'Somewhere' writer-director Sofia Coppola: I wanted a really short, sparse script
If there’s been an uncomplimentary rap in many of the early reviews of Oscar-winning writer-director Sofia Coppola’s "Somewhere," it’s that few American films in recent memory feature less dialogue and less action (at least in the typical sense) than this episodic drama about fatherhood and celebrity, which reaches theaters Wednesday.
Nearly 15 minutes elapse before a character utters a single word on screen. A Ferrari goes around and around a racetrack for a full three minutes in the opening sequence. And in a totally wordless scene that must mark a first in cinema, leading man Stephen Dorff –- as a dissolute B-list star living at Hollywood’s Chateau Marmont -- is shown smoking a cigarette from start to finish in one long, drawn-out static shot.

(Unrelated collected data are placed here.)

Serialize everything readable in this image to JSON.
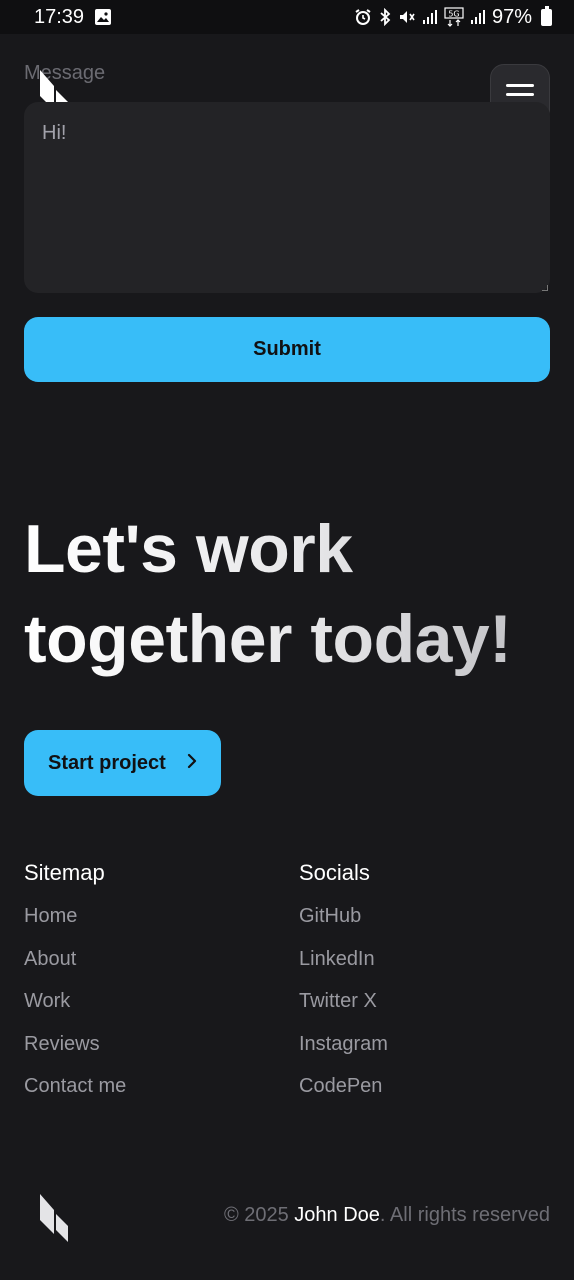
{
  "status_bar": {
    "time": "17:39",
    "battery": "97%",
    "icons": [
      "image-icon",
      "alarm-icon",
      "bluetooth-icon",
      "mute-icon",
      "signal-icon",
      "5g-icon",
      "signal-icon",
      "battery-icon"
    ]
  },
  "header": {
    "logo_icon": "brand-logo",
    "menu_icon": "hamburger-menu-icon"
  },
  "form": {
    "message_label": "Message",
    "message_value": "Hi!",
    "submit_label": "Submit"
  },
  "hero": {
    "line1": "Let's work",
    "line2": "together today!",
    "cta_label": "Start project",
    "cta_icon": "chevron-right-icon"
  },
  "footer": {
    "sitemap": {
      "title": "Sitemap",
      "items": [
        "Home",
        "About",
        "Work",
        "Reviews",
        "Contact me"
      ]
    },
    "socials": {
      "title": "Socials",
      "items": [
        "GitHub",
        "LinkedIn",
        "Twitter X",
        "Instagram",
        "CodePen"
      ]
    },
    "copyright_prefix": "© 2025 ",
    "copyright_owner": "John Doe",
    "copyright_suffix": ". All rights reserved"
  },
  "colors": {
    "background": "#18181b",
    "accent": "#38bdf8",
    "input_bg": "#232326"
  }
}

Coppola’s stated intention with such filmmaking sounds reasonable enough: “To see how simple you could make a movie. To not be aware of the camera and have it not feel like a movie. To make a portrait of this guy at this moment in his life,” she said. (In a Calendar section story, the writer-director also explained "Somewhere's" personal and family resonances.)
According to Dorff, who was still puffing away on a Camel Light during an interview at Beverly Hills’ Four Seasons Hotel earlier this month, the process of making such a stripped-down film began with an equally bare bones script –- a screenplay he describes as “a 47-page pamphlet.”